Strengths and Limitations

The strength of this review is that this is the first time a review has combined evidence for the bioactive properties of bread enriched with plant-based ingredients with evidence for the ability of plant-based ingredients to demonstrate health-promoting properties in short term human trials. This review found that extensive characterisation of plants in breads for human consumption has taken place at the bench with some in vitro modelling of digestion. However, the trials of health effects were limited to short term trials looking only at acute changes in metabolism and physiology. The dosage of the bioactive in the functional ingredient was not reported rigorously especially in the studies of glycaemic response which rely on a standard ‘available’ carbohydrate dose. In addition, the bread formulation and the proportions or combination of ingredients in the dose of bread are not standardised. For example, the quantity and quality of fibre could interact with the action of the bioactive molecules. The profiling of bioactive compounds from oil seed/tree plant seed/extract, legume/bean was limited in that most of the authors focused on only the secondary plant metabolites and did not profile all the fatty acids or measure the bioactivity of specific antioxidants in the oils from these plant sources. Furthermore, the dose of bioactive compounds should be more rigorously controlled and reported. For example, the dose could be relative to body mass and comparisons made between the response of men and women.
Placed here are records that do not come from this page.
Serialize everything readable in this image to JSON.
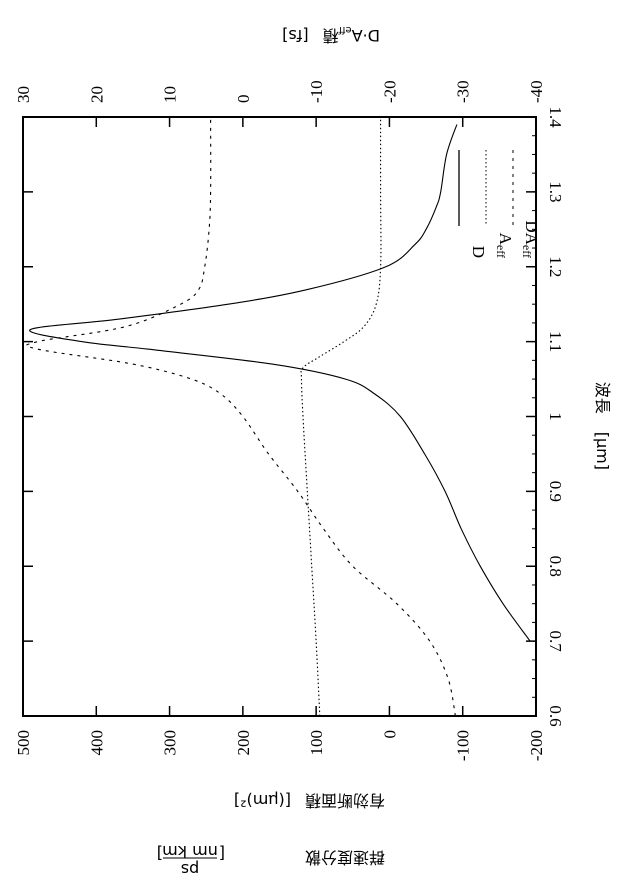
{
  "chart_data": {
    "type": "line",
    "orientation_note_visible": "figure rotated 90 degrees on page",
    "title": "",
    "xlabel": "波長 [μm]",
    "ylabel_left": [
      "群速度分散 [ps/(nm km)]",
      "有効断面積 [(μm)²]"
    ],
    "ylabel_right": "D·Aeff積 [fs]",
    "xlim": [
      0.6,
      1.4
    ],
    "ylim_left": [
      -200,
      500
    ],
    "ylim_right": [
      -40,
      30
    ],
    "x_ticks": [
      "0.6",
      "0.7",
      "0.8",
      "0.9",
      "1",
      "1.1",
      "1.2",
      "1.3",
      "1.4"
    ],
    "y_left_ticks": [
      "500",
      "400",
      "300",
      "200",
      "100",
      "0",
      "-100",
      "-200"
    ],
    "y_right_ticks": [
      "30",
      "20",
      "10",
      "0",
      "-10",
      "-20",
      "-30",
      "-40"
    ],
    "legend": [
      "D",
      "A_eff",
      "DA_eff"
    ],
    "grid": false,
    "series": [
      {
        "name": "D",
        "axis": "left",
        "style": "solid",
        "x": [
          0.7,
          0.75,
          0.8,
          0.85,
          0.9,
          0.95,
          1.0,
          1.03,
          1.05,
          1.07,
          1.09,
          1.1,
          1.116,
          1.13,
          1.15,
          1.17,
          1.2,
          1.23,
          1.25,
          1.28,
          1.3,
          1.35,
          1.39
        ],
        "values": [
          -192,
          -155,
          -124,
          -98,
          -76,
          -48,
          -15,
          20,
          60,
          160,
          330,
          420,
          490,
          370,
          220,
          110,
          5,
          -35,
          -50,
          -64,
          -70,
          -78,
          -92
        ]
      },
      {
        "name": "A_eff",
        "axis": "left",
        "style": "dotted",
        "x": [
          0.6,
          0.7,
          0.8,
          0.9,
          1.0,
          1.05,
          1.065,
          1.08,
          1.1,
          1.12,
          1.15,
          1.2,
          1.3,
          1.4
        ],
        "values": [
          95,
          100,
          106,
          112,
          118,
          120,
          118,
          95,
          62,
          35,
          18,
          12,
          12,
          12
        ]
      },
      {
        "name": "DA_eff",
        "axis": "right",
        "style": "dashed",
        "x": [
          0.6,
          0.65,
          0.7,
          0.75,
          0.8,
          0.85,
          0.9,
          0.95,
          1.0,
          1.03,
          1.05,
          1.07,
          1.09,
          1.1,
          1.12,
          1.15,
          1.17,
          1.2,
          1.25,
          1.3,
          1.4
        ],
        "values": [
          -29,
          -28,
          -25.5,
          -21,
          -15,
          -11,
          -7.5,
          -3.5,
          0,
          3,
          7,
          15,
          28,
          28,
          16,
          8.5,
          6,
          5.2,
          4.6,
          4.4,
          4.4
        ]
      }
    ]
  },
  "labels": {
    "top_axis_title": "D·A",
    "top_axis_title_sub": "eff",
    "top_axis_title_suffix": "積",
    "top_axis_unit": "[fs]",
    "right_axis_title": "波長",
    "right_axis_unit": "[μm]",
    "bottom_axis_title_1": "有効断面積",
    "bottom_axis_unit_1": "[(μm)²]",
    "bottom_axis_title_2": "群速度分散",
    "bottom_axis_unit_2_num": "ps",
    "bottom_axis_unit_2_den": "nm km",
    "legend_D": "D",
    "legend_A": "A",
    "legend_A_sub": "eff",
    "legend_DA": "DA",
    "legend_DA_sub": "eff"
  }
}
This points out some gaps and areas for future research.

Conclusion

This review brings together published evidence for plant-based ingredients and their bioactive properties that may contribute to the functionality of bread when consumed through increased phenolic and polyphenolic content, increased antioxidant activity, and extension of bread shelf-life by impairment of lipid and protein oxidation. Acute effects reported included appetite suppression, reduced diastolic blood pressure and improvements in glycaemia, insulinaemia, and antioxidant status of blood. The incorporation of plant-based functional ingredients in bread could enhance the health-promoting effects of bread and reduce some food waste. Future work in this area should also assess the sustainability and availability of plant-based ingredients for functional breads.